Adapted from a recent online discussion.
Hi, Carolyn: My girlfriend and I recently got into an argument about how much is appropriate to drink at a social occasion (I’m OK with drinking more, though she’s certainly not a teetotaler). I’m fine with having different standards, and negotiating situations as a couple, but I get the sense she is judging me – she keeps arguing that my behavior is unhealthy.
Neither of us believes I am an alcoholic, as I seldom drink alone and when I do drink in groups, it is usually in moderation. How do I tell her I’m OK with us negotiating, but not with her telling me my behavior is wrong?
The relationship issue here is one of stasis. It’s not OK for two people in a relationship to remain in a position where one maintains an expressed negative view of the other’s behavior while the other continues behaving in the disapproved way. Not only is that a recipe for unhappiness, but it’s also a violation of trust.
Obviously two people will never do everything to the other’s liking, and of course when something is out of balance, then it’s important for someone to bring it up.
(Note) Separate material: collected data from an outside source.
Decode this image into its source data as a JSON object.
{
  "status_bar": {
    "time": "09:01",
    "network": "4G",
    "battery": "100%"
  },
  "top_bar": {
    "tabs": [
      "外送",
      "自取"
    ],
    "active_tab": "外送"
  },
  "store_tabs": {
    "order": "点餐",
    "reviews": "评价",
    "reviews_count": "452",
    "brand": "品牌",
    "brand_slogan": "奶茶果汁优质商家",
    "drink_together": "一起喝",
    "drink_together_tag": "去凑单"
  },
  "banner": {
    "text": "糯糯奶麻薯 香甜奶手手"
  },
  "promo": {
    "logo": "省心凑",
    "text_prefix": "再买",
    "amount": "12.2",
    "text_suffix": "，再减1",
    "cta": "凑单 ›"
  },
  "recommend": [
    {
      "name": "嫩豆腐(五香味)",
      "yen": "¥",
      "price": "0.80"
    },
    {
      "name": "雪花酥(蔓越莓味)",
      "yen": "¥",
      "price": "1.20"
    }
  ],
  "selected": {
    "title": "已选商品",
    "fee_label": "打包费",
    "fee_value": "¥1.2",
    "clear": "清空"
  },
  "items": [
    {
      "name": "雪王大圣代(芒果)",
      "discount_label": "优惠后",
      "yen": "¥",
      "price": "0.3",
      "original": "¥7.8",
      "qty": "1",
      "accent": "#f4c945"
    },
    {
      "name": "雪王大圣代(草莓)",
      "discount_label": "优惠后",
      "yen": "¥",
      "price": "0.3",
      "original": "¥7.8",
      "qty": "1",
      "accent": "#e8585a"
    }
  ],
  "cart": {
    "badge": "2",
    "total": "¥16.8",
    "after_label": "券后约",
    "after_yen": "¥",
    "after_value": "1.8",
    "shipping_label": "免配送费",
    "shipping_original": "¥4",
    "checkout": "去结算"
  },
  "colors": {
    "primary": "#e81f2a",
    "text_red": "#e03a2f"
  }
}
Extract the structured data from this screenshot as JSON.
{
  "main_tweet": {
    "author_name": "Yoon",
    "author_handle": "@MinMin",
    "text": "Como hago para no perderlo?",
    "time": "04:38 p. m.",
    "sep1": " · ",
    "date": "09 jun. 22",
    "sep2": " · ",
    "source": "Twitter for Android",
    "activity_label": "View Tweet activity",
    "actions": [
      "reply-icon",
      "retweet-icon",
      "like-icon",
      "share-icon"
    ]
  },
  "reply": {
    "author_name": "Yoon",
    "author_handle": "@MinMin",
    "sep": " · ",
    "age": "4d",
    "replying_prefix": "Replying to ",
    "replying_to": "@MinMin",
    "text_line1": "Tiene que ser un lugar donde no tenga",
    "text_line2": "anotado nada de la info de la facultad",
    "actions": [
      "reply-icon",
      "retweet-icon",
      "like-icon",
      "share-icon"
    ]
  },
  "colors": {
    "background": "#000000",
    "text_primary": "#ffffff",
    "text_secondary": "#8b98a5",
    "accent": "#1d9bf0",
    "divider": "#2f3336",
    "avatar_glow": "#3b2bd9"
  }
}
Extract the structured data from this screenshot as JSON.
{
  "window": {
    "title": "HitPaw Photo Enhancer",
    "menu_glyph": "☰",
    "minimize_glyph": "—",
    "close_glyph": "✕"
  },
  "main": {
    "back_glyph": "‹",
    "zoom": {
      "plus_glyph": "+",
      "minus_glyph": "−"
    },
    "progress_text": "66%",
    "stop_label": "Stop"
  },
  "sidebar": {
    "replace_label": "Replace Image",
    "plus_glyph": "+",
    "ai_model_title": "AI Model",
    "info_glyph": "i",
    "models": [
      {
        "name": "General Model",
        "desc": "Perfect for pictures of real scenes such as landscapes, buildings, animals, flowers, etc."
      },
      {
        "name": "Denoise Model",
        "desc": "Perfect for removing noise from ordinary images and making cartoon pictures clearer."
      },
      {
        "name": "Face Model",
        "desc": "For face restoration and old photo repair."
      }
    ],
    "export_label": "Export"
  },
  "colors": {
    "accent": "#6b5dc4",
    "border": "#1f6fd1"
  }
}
But the person being asked to change always has the prerogative to say no, as you did. That means it’s your girlfriend’s turn to either make a change or choose not to – and that means deciding whether she thinks you have a drinking problem. If she does, then she needs to break up with you. If she doesn’t, then she needs to lay off it.
The alcohol issue here, meanwhile, is hard to pin down. One angle worth trying is to start “negotiating” – identifying situations where it makes sense for you to cut back.